In retirement, he has two more books to tackle right away.

One will be a biography of Carrie Jacobs-Bond, who Reynolds discovered through his collection of music by women composers. Author of “I Love You Truly” and “A Perfect Day,” she was one of the best-known early-20th-century composers of popular songs, but largely has been forgotten.

The other book will be a further exploration of musical influences that will most likely be titled Composing From Models: Looking Backward, Moving Forward.

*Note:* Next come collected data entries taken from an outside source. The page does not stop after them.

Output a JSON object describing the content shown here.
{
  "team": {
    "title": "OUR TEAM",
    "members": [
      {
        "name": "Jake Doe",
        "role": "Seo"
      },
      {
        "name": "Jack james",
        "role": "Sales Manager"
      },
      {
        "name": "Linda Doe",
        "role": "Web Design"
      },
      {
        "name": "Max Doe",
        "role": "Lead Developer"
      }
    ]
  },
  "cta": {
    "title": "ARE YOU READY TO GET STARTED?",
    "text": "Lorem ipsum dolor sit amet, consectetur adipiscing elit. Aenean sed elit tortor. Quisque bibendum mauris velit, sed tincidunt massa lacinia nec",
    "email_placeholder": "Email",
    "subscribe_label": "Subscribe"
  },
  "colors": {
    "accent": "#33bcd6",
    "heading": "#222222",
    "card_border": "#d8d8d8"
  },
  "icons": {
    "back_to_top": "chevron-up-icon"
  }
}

Symposium will honor his work

Composing From Models: Looking Backward, Moving Forward is also the title of a day-long symposium honoring Reynolds on April 14. Presentations will be made by his UC Davis colleagues as well as scholars from Stanford, UCLA and Columbia University. Music composition faculty have created short works inspired by other composers that will be performed. The symposium is free and open to the public.

“We wanted to organize a conference in his honor on musical modeling, a topic on which he has worked his entire life,” said Anna Maria Busse Berger, a UC Davis music professor. “At the beginning of his career, scholars were not convinced by his work and advised him to do other things. This has changed in recent years, as he has won numerous major awards and other scholars have been inspired by his work. What better way to show what he has achieved than to invite a number of the best scholars in the United States who have been stimulated by Chris’ work?”